Venezia 77: Tvano nebus – The Flood Won’t Come, recensione
La guerra raccontata in modo intimista. Tvano Nebus - The Flood won't come è un film in concorso alla Settimana della Critica 2020.
Tvano Nebus – The Flood won’t come è un film lituano inserito nel concorso della Settimana Internazionale della Critica durante il Festival del cinema di Venezia 2020. Il film di Marat Sargsyan, regista di origini armene che dirige i suoi film in Lituania, offre una personalissima riflessione sulla guerra. In particolare il film attraverso il suo protagonista, un gendarme “vecchio stampo”, racconta la vita dei soldati in guerra, le strategie di potere che ci sono dietro in modo, la disperazione dei civili e l’attesa infinita dei prigionieri in modo intimista.
La guerra è preparazione: la strategia si controlla, le emozioni no
Un bellissimo piano sequenza tra le montagne ad alta quota dà inizio a Tvano Nebus – The Flood won’t come che denuncia fin da subito uno dei grandi orrori della storia mondiale, le bombe atomiche sganciate su Hiroshima e Nagasaki. Il film prosegue informando semplicemente che è comunicata una nuova guerra, servono uomini, armi, cibo, alleati. Soprattutto è necessario capire dove si svolgerà questa nuova guerra che mette gli uni contro gli altri, popolazioni che si odiano e che vorrebbero risolvere tutto con la violenza. C’è bisogno di un luogo, di un paese in cui sganciare le bombe. A tutto questo deve badare il protagonista del film, un colonnello datato che in passato ha provocato guerre su ordine, in più occasioni in diversi paesi. Ora i suoi seguaci sono cresciuti e hanno causato una guerra nel suo paese. Non vorrebbe combattere questa guerra, ma visto che è costretto almeno vorrebbe combatterla mantenendo salda l’etica. Il colonnello percepisce che il suo tramonto militare è ormai al calare e non vorrebbe altro che riposare, semplicemente prendere un autobus e tornare a casa dalla propria famiglia.
Tvano Nebus svela l’altra faccia della medaglia bellica
Non c’è niente di spettacolare, la guerra di Tvano Nebus viene raccontata senza esplosioni e azione. La violenza però è presente e feroce: da un lato i soldati costretti a misurarsi con delle indicibili atrocità, dall’altra i prigionieri abbandonati a loro stessi e con l’unico appiglio alla fantasia attendono il loro destino. Il regista Marat Sargsyan cerca la strada della riflessione attraversando metafore della religione, dal titolo che allude ad un diluvio universale punitivo che non verrà e che sta a significare l’assenza di un Dio, sia nella discussione che i prigionieri intessono nel loro bunker in cui dicotomicamente si contrappongono la ragione e l’atto di fede. Un racconto contenuto a tratti intimista che svela le assurdità dei conflitti bellici.

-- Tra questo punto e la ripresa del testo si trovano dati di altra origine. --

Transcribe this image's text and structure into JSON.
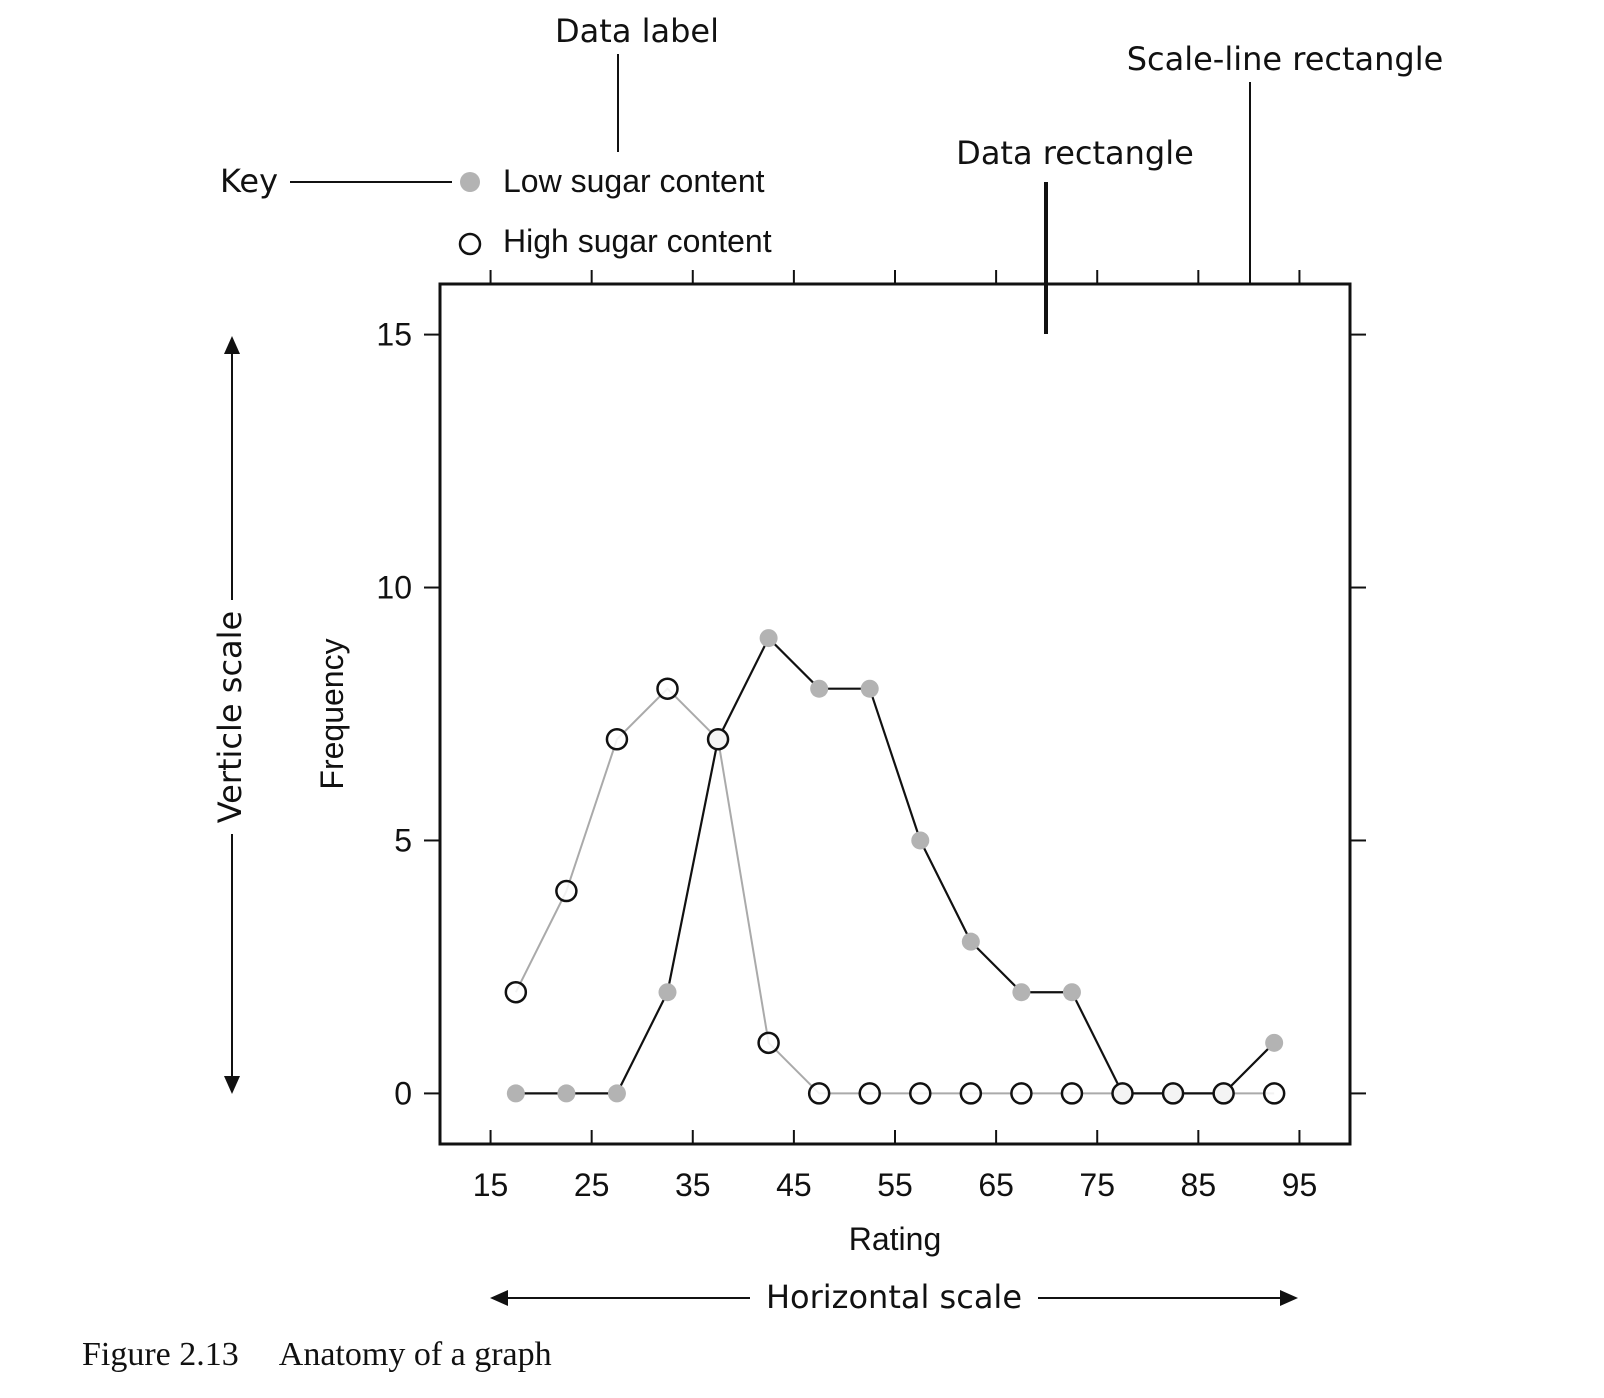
{
  "chart_data": {
    "type": "line",
    "title": "",
    "xlabel": "Rating",
    "ylabel": "Frequency",
    "x_ticks": [
      15,
      25,
      35,
      45,
      55,
      65,
      75,
      85,
      95
    ],
    "y_ticks": [
      0,
      5,
      10,
      15
    ],
    "xlim": [
      10,
      100
    ],
    "ylim": [
      -1,
      16
    ],
    "grid": false,
    "legend_position": "top-left",
    "series": [
      {
        "name": "Low sugar content",
        "marker": "filled-circle",
        "marker_color": "#b3b3b3",
        "line_color": "#111111",
        "x": [
          17.5,
          22.5,
          27.5,
          32.5,
          37.5,
          42.5,
          47.5,
          52.5,
          57.5,
          62.5,
          67.5,
          72.5,
          77.5,
          82.5,
          87.5,
          92.5
        ],
        "y": [
          0,
          0,
          0,
          2,
          7,
          9,
          8,
          8,
          5,
          3,
          2,
          2,
          0,
          0,
          0,
          1
        ]
      },
      {
        "name": "High sugar content",
        "marker": "open-circle",
        "marker_color": "#111111",
        "line_color": "#aaaaaa",
        "x": [
          17.5,
          22.5,
          27.5,
          32.5,
          37.5,
          42.5,
          47.5,
          52.5,
          57.5,
          62.5,
          67.5,
          72.5,
          77.5,
          82.5,
          87.5,
          92.5
        ],
        "y": [
          2,
          4,
          7,
          8,
          7,
          1,
          0,
          0,
          0,
          0,
          0,
          0,
          0,
          0,
          0,
          0
        ]
      }
    ],
    "annotations": {
      "data_label": "Data label",
      "scale_line_rectangle": "Scale-line rectangle",
      "data_rectangle": "Data rectangle",
      "key": "Key",
      "vertical_scale": "Verticle scale",
      "horizontal_scale": "Horizontal scale"
    }
  },
  "caption": {
    "number": "Figure 2.13",
    "text": "Anatomy of a graph"
  }
}
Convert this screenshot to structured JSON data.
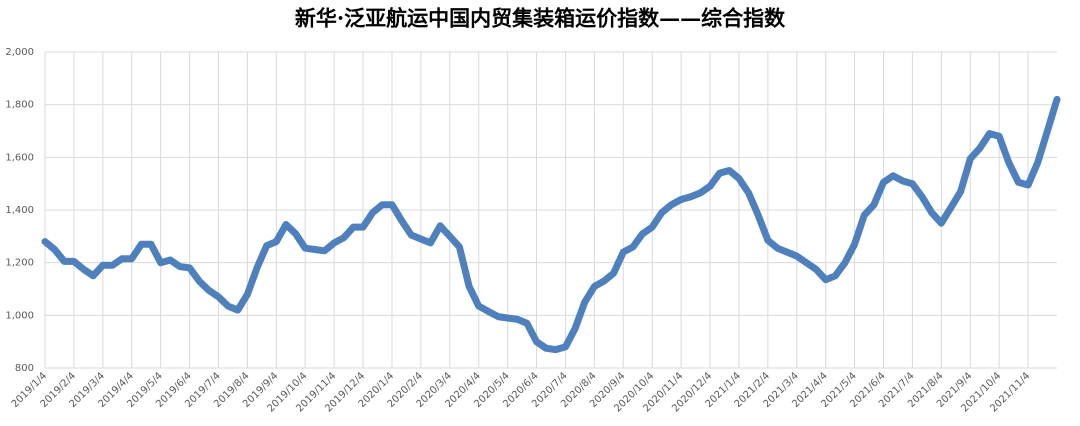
{
  "chart_data": {
    "type": "line",
    "title": "新华·泛亚航运中国内贸集装箱运价指数——综合指数",
    "categories": [
      "2019/1/4",
      null,
      null,
      "2019/2/4",
      null,
      null,
      "2019/3/4",
      null,
      null,
      "2019/4/4",
      null,
      null,
      "2019/5/4",
      null,
      null,
      "2019/6/4",
      null,
      null,
      "2019/7/4",
      null,
      null,
      "2019/8/4",
      null,
      null,
      "2019/9/4",
      null,
      null,
      "2019/10/4",
      null,
      null,
      "2019/11/4",
      null,
      null,
      "2019/12/4",
      null,
      null,
      "2020/1/4",
      null,
      null,
      "2020/2/4",
      null,
      null,
      "2020/3/4",
      null,
      null,
      "2020/4/4",
      null,
      null,
      "2020/5/4",
      null,
      null,
      "2020/6/4",
      null,
      null,
      "2020/7/4",
      null,
      null,
      "2020/8/4",
      null,
      null,
      "2020/9/4",
      null,
      null,
      "2020/10/4",
      null,
      null,
      "2020/11/4",
      null,
      null,
      "2020/12/4",
      null,
      null,
      "2021/1/4",
      null,
      null,
      "2021/2/4",
      null,
      null,
      "2021/3/4",
      null,
      null,
      "2021/4/4",
      null,
      null,
      "2021/5/4",
      null,
      null,
      "2021/6/4",
      null,
      null,
      "2021/7/4",
      null,
      null,
      "2021/8/4",
      null,
      null,
      "2021/9/4",
      null,
      null,
      "2021/10/4",
      null,
      null,
      "2021/11/4",
      null,
      null,
      null
    ],
    "series": [
      {
        "name": "综合指数",
        "color": "#4e80bd",
        "values": [
          1280,
          1250,
          1205,
          1205,
          1175,
          1150,
          1190,
          1190,
          1215,
          1215,
          1270,
          1270,
          1200,
          1210,
          1185,
          1180,
          1130,
          1095,
          1070,
          1035,
          1020,
          1080,
          1180,
          1265,
          1280,
          1345,
          1310,
          1255,
          1250,
          1245,
          1275,
          1295,
          1335,
          1335,
          1390,
          1420,
          1420,
          1360,
          1305,
          1290,
          1275,
          1340,
          1300,
          1260,
          1110,
          1035,
          1015,
          995,
          990,
          985,
          970,
          900,
          875,
          870,
          880,
          950,
          1050,
          1110,
          1130,
          1160,
          1240,
          1260,
          1310,
          1335,
          1390,
          1420,
          1440,
          1450,
          1465,
          1490,
          1540,
          1550,
          1520,
          1465,
          1380,
          1285,
          1255,
          1240,
          1225,
          1200,
          1175,
          1135,
          1150,
          1200,
          1270,
          1380,
          1420,
          1505,
          1530,
          1510,
          1500,
          1450,
          1390,
          1350,
          1410,
          1470,
          1595,
          1635,
          1690,
          1680,
          1580,
          1505,
          1495,
          1580,
          1700,
          1820
        ]
      }
    ],
    "ylim": [
      800,
      2000
    ],
    "yticks": [
      800,
      {
        "value": 1000,
        "label": "1,000"
      },
      {
        "value": 1200,
        "label": "1,200"
      },
      {
        "value": 1400,
        "label": "1,400"
      },
      {
        "value": 1600,
        "label": "1,600"
      },
      {
        "value": 1800,
        "label": "1,800"
      },
      {
        "value": 2000,
        "label": "2,000"
      }
    ],
    "grid": true
  }
}
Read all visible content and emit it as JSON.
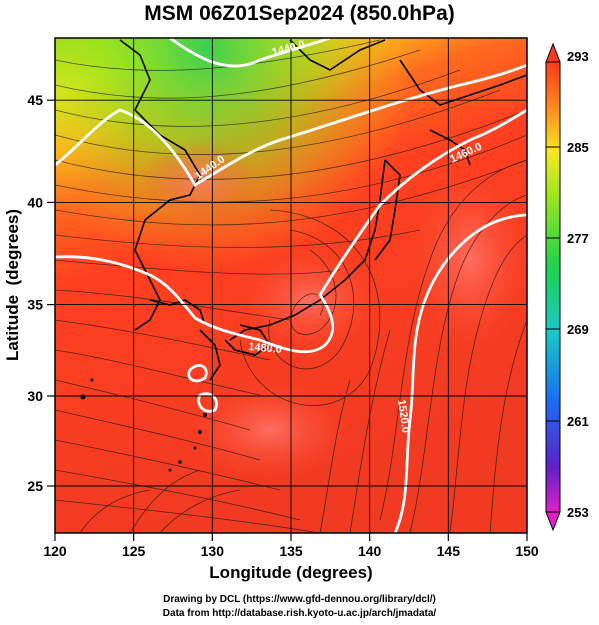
{
  "title": "MSM 06Z01Sep2024 (850.0hPa)",
  "axes": {
    "xlabel": "Longitude (degrees)",
    "ylabel": "Latitude  (degrees)",
    "xticks": [
      "120",
      "125",
      "130",
      "135",
      "140",
      "145",
      "150"
    ],
    "yticks": [
      "25",
      "30",
      "35",
      "40",
      "45"
    ]
  },
  "colorbar": {
    "labels": [
      "293",
      "285",
      "277",
      "269",
      "261",
      "253"
    ],
    "min": 253,
    "max": 293
  },
  "contours": {
    "labels": [
      "1440.0",
      "1440.0",
      "1460.0",
      "1480.0",
      "1520.0"
    ]
  },
  "credits": {
    "line1": "Drawing by DCL (https://www.gfd-dennou.org/library/dcl/)",
    "line2": "Data from http://database.rish.kyoto-u.ac.jp/arch/jmadata/"
  },
  "colors": {
    "background_warm": "#ff3c1e",
    "background_cool": "#a8e61e",
    "contour": "#ffffff",
    "grid": "#000000"
  },
  "chart_data": {
    "type": "heatmap",
    "title": "MSM 06Z01Sep2024 (850.0hPa)",
    "xlabel": "Longitude (degrees)",
    "ylabel": "Latitude  (degrees)",
    "xlim": [
      120,
      150
    ],
    "ylim": [
      22.4,
      47.6
    ],
    "colorbar_range": [
      253,
      293
    ]
  }
}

Sguardo autoriale e ambientazione naturalistica
Il ritmo del film è cadenzato e la regia naturalistica è d’impatto. Il film sfrutta anche la tecnologia militare per raccontare questa storia senza tempo e senza luogo, con immagini di droni dall’alto e in infrarossi, ma così drammaticamente familiare. Siamo in un mondo in cui le guerre, le esplosioni, gli atti terroristici attraversano la nostra quotidianità con i reportage televisivi e i servizi dei telegiornali, ma chi per fortuna vive queste tragedie filtrate attraverso uno schermo poco o mai riflette su cosa c’è dietro le guerre così lontane da noi. Tvano Nebus – The Flood won’t come prova, centrando l’obiettivo a tratti, a raccontare una delle cose più antiche senza eroi e senza cattivi, ma solo con anime perse.